Abstracts

Rationale: Hyperphosphorylated tau (pTau) aggregates and other tauopathies have been observed in patients with epilepsy. Tau hyperphosphorylation increases the excitability of neuronal networks and has been shown to promote susceptibility to seizures in animal models of tauopathy. Conversely, the removal of tau with genetic deletion or suppression reduces seizure burden and improves survival in animal models of induced seizure and genetic epilepsies. One outcome of uncontrolled seizures is Sudden Unexpected Death in Epilepsy (SUDEP). SUDEP accounts for ~17% of deaths in patients with epilepsy and is thought to arise from cardiorespiratory dysfunction. The brainstem nucleus tractus solitarius (NTS) is a critical regulator of visceral function and dysregulation of the NTS can lead to breathing and heart rate dysregulation, and uncontrolled seizures are associated with neural changes in the NTS. We tested the hypothesis that tauopathy contributes to SUDEP in a mouse model of acquired temporal lobe epilepsy (TLE) that lead to comorbidities leading to SUDEP.

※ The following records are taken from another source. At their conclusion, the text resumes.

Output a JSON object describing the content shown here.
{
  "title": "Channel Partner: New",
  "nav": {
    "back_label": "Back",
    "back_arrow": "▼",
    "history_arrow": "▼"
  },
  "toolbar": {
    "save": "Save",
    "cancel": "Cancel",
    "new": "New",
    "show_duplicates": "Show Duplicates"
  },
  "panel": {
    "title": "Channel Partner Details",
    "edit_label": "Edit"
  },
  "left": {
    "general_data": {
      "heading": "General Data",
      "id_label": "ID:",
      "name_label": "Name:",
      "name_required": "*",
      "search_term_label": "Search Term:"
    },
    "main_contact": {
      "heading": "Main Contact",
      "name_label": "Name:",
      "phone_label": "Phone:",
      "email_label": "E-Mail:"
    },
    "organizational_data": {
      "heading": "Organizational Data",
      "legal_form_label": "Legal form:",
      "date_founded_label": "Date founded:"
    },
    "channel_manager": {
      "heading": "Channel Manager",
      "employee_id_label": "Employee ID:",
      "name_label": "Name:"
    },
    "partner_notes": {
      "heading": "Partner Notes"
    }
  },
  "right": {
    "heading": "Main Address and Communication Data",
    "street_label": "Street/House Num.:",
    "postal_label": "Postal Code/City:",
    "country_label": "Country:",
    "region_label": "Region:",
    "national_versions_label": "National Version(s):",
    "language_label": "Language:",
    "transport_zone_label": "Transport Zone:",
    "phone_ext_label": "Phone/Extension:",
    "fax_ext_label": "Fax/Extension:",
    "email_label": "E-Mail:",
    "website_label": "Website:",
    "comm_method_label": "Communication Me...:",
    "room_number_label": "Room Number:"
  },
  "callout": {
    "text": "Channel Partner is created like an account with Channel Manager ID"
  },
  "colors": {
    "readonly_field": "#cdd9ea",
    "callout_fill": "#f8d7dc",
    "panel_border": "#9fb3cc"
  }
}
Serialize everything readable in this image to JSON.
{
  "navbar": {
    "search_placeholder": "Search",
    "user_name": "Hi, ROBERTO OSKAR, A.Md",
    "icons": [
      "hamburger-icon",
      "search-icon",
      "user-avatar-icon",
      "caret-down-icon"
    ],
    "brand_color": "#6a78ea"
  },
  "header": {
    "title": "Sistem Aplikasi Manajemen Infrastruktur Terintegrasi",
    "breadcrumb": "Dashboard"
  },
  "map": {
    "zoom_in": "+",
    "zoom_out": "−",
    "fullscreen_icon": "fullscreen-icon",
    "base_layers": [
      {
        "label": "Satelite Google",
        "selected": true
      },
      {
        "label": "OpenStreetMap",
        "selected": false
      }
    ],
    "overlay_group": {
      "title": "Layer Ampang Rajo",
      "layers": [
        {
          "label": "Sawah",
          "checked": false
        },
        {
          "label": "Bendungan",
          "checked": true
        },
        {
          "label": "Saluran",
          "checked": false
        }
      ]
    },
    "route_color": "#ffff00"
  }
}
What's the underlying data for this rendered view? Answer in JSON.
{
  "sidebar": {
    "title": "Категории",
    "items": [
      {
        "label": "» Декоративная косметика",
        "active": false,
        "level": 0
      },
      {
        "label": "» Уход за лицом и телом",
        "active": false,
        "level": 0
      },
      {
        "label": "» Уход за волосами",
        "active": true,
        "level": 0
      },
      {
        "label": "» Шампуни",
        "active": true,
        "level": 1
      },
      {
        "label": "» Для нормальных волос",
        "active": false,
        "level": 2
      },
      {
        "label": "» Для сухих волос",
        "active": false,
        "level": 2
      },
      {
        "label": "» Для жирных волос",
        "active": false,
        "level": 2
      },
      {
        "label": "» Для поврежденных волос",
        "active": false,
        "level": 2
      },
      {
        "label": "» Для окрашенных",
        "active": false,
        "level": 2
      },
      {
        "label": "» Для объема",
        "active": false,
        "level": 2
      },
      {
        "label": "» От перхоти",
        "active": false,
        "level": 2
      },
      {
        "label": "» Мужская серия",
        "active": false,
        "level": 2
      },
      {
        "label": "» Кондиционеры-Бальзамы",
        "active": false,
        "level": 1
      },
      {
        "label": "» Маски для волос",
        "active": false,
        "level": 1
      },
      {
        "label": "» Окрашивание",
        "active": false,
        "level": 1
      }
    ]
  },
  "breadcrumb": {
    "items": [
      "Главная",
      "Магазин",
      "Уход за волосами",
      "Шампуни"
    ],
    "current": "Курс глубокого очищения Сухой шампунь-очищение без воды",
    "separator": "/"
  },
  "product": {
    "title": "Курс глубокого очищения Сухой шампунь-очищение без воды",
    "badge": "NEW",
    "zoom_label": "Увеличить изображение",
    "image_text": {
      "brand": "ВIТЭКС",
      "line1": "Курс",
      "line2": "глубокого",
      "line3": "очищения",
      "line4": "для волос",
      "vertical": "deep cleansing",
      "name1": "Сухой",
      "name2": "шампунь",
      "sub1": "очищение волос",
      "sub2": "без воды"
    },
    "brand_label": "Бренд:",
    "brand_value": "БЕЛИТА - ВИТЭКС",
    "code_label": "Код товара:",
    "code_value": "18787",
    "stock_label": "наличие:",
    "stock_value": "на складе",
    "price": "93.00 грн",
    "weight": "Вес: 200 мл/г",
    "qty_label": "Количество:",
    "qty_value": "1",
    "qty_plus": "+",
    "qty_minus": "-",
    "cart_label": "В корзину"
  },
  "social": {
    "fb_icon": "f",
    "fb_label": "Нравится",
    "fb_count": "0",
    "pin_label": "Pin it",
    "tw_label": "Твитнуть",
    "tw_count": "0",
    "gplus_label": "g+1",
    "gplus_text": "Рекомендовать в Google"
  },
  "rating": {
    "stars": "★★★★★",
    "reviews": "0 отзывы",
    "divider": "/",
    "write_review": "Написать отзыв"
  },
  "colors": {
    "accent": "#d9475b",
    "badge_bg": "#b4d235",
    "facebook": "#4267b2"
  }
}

Methods: Transgenic hTau and tau knockout (KO) mice were used to examine TLE and the pathological role of tau. Native murine tau is deleted in hTau mice and replaced with all 6 isoforms of human tau. hTau mice begin to develop pTau at ~6 weeks of age, with neurofibrillary tangles apparent at 9 months of age. The tau KO mice have no murine or human tau expression. Tau KO, hTau, and non-transgenic control mice were given intrahippocampal kainic acid (IHK) injections to induce status epilepticus (SE) and, after a latent period, acquired TLE with spontaneous recurrent seizures (SRS). SE and SRS were assessed with video monitoring. Additionally, we measured cellular excitability in the NTS using whole-cell patch clamp electrophysiology in vitro.

Results: We found that the hTau mice died at significantly higher rates of SUDEP compared to tau KO and non-transgenic control mice (p< 0.05). Surprisingly, there was a sex difference observed in SUDEP rate among hTau mice (p< 0.05), as well as differences in neuronal network properties in the NTS between epileptic wildtype and hTau mice. Spontaneous seizures are being assessed to determine the impact of seizure burden on SUDEP risk. Further, the detection of pTau in the hippocampus and brainstem is currently underway using phospho-tau specific antibodies to inform interpretation of ptau expression and its role in SUDEP.